As dusk broke, the family hosting me gathered to watch the 8 o’clock news. It featured the barbaric violence on the Maltese courts.
The same She came into action. The same bully, calling all Labourites by harsh words. I was shocked; startled.
Her aunt, at that time a Nationalist, flanked most of the time by the then MP Louis Galea, swiftly intervened, telling her to cease hateful and inciteful language, whether against Labourites or Nationalists.
Her aunt’s words still echo in my ears. Growing up, I always looked to her, this brave soldier, with respect. She stood up against bullying. I still think of her today with admiration and a deep sense of appreciation.
On the contrary, I am appalled by Kristina Chetcuti’s ruthless article published last Sunday.
She tried to belittle me in front of all my male friends. I was made to feel that I was the odd one out
Some crucial context: Chetcuti is not a common person. She is the partner and consort of the would-be Prime Minister and disgraced former Nationalist Party leader, Simon Busuttil. What is his stance on the issue? Does he disagree with it, condemn it? Does it leave him unaffected, indifferent? Or does he condone it, endorse it – even applaud it – perhaps?
I refuse to tolerate this and similar poison pens.
Speaking of the Prime Minister’s twin daughters, Chetcuti pitilessly and callously announced that “school bullying is part of growing up”. According to her, “it serves children well later”.

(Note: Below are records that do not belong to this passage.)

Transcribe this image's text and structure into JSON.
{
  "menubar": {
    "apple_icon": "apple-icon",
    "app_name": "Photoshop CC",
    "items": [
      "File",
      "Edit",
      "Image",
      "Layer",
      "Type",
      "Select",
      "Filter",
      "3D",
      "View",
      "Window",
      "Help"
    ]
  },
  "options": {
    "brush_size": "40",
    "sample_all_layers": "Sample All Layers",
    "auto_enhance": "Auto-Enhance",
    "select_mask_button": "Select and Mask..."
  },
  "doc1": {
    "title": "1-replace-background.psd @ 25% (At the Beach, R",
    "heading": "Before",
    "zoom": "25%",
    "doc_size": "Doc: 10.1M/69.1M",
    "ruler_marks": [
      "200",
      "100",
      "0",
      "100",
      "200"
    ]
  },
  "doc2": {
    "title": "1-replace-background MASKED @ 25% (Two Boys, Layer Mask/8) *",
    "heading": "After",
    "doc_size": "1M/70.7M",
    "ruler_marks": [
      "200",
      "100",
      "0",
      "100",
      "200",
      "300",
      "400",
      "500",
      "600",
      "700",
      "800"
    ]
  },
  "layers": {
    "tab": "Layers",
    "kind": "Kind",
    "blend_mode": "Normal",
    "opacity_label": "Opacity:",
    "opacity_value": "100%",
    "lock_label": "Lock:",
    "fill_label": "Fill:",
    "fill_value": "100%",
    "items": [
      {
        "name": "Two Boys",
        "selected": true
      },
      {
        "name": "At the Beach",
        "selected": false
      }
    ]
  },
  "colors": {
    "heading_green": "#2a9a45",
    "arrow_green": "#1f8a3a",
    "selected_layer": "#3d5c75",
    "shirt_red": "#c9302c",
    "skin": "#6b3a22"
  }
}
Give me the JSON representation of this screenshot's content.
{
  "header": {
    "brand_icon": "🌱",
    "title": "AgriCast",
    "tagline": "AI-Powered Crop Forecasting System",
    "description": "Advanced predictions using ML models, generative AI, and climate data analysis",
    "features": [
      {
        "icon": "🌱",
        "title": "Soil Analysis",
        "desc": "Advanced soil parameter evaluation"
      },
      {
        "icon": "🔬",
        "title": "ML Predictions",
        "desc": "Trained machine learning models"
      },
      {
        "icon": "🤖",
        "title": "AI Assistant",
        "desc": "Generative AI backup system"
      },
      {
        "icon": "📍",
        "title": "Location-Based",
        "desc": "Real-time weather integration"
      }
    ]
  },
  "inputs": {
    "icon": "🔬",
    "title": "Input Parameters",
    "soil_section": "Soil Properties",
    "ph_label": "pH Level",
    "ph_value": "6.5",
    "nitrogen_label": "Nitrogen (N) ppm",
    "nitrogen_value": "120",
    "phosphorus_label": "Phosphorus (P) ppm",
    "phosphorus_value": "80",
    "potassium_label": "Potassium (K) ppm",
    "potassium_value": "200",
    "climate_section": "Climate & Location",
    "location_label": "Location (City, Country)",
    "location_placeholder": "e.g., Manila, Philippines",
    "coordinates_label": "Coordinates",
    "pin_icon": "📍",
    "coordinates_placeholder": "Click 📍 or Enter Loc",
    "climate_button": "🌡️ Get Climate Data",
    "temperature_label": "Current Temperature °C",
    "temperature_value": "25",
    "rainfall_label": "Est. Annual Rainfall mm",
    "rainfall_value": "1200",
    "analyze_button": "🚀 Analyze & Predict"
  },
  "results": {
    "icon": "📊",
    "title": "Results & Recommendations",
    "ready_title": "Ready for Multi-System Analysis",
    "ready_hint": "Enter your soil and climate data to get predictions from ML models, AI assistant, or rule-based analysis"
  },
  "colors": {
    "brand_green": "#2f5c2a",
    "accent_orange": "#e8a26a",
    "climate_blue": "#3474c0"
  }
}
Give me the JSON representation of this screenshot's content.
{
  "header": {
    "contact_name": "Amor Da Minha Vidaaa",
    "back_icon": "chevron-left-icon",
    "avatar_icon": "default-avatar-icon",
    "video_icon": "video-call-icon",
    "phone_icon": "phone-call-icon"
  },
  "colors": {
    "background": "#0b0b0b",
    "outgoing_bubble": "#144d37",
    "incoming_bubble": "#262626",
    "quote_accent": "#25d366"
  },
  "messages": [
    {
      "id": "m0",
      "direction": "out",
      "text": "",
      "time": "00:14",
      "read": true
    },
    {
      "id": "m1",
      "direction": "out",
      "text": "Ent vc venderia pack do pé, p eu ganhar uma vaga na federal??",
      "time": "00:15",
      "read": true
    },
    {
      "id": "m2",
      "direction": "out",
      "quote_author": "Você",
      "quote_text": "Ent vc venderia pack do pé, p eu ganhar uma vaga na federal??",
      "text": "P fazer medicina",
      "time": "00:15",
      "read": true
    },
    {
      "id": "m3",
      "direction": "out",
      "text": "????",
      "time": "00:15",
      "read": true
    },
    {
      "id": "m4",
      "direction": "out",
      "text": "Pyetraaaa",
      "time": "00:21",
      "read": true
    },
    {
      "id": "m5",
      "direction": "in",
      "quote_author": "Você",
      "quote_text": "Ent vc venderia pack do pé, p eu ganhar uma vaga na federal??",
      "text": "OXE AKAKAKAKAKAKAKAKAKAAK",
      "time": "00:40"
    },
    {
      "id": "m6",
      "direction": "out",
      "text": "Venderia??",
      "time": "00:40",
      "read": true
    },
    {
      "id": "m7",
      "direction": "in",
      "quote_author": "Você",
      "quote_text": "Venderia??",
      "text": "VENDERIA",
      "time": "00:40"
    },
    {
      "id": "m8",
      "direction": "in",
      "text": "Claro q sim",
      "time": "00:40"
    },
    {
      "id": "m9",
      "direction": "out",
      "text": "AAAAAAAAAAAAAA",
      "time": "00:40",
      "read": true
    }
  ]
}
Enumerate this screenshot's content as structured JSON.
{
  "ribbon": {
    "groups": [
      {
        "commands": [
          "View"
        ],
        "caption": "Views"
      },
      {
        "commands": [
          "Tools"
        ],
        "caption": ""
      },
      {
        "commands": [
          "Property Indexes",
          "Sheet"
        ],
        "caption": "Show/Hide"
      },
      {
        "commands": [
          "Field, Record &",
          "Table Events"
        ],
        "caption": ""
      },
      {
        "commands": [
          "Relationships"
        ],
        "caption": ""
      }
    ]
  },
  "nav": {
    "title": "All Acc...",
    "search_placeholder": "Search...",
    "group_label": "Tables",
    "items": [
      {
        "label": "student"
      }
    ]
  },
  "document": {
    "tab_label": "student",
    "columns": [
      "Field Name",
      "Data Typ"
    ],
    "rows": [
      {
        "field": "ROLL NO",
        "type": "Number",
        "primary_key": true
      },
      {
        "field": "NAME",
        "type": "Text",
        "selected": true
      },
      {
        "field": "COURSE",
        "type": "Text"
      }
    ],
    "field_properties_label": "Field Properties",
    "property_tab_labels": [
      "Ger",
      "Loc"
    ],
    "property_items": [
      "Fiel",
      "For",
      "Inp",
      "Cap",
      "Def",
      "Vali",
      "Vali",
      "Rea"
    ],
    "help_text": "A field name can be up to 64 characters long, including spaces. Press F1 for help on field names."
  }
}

Presumably then, national campaigns worldwide aiming specifically to eradicate bullying from schools have been not only for naught but perilously misinformed and counter-productive. How generous of Chetcuti to bestow her wisdom on the world.
To say that I categorically and wholeheartedly refute this sort of thinking would be a mild understatement. In a world were bullying statistics are worryingly yet steadily rising, societies are rightfully stepping up the fight against a trend that risks causing permanent damage to society’s greatest asset – its children.
There is no other way of putting it. Bullying is a crime, a grave crime. Daily, thousands of children around the world fail to go to school because of the chilling fear of being bullied again. According to the School Violence and Bullying, Global Status Report by Unesco, published in 2017, it is estimated that 246 million children and adolescents experience school violence and bullying in some form every year.
Unesco says that all forms of violence and bullying in schools infringe on the fundamental right to education, and that unsafe learning environments reduce the quality of education for all learners. “No country can achieve inclusive and equitable quality education if learners experience violence in school.”
In this sense, I classify Chetcuti’s article as horrifying. And I, for one, stand up to be counted.
Our society has a duty to send out a clear message.
Dear Kristina, no. Bullying is not OK. I will defend this argument even if, God forbid, your children had to go through this painful experience. Because all children are equal. And because political bullying is indeed filthy and grave, like any other form of bullying.
Quoting Chetcuti again: “Schoolground bullying is bound to happen. It can be because your children’s classmates think that your politician husband is absolute rubbish...”
We are indeed so lucky that the Maltese chose wisely a year ago. People chose love over hatred. Chose heroes instead of bullies.
Our electorate chose not to be a martyr but the sung hero, a country which proudly walks with its head held high, enshrined in stability and good values.
Julia Farrugia Portelli is the Parliamentary Secretary for Reforms, Citizenship and Simplification of Administrative Processes.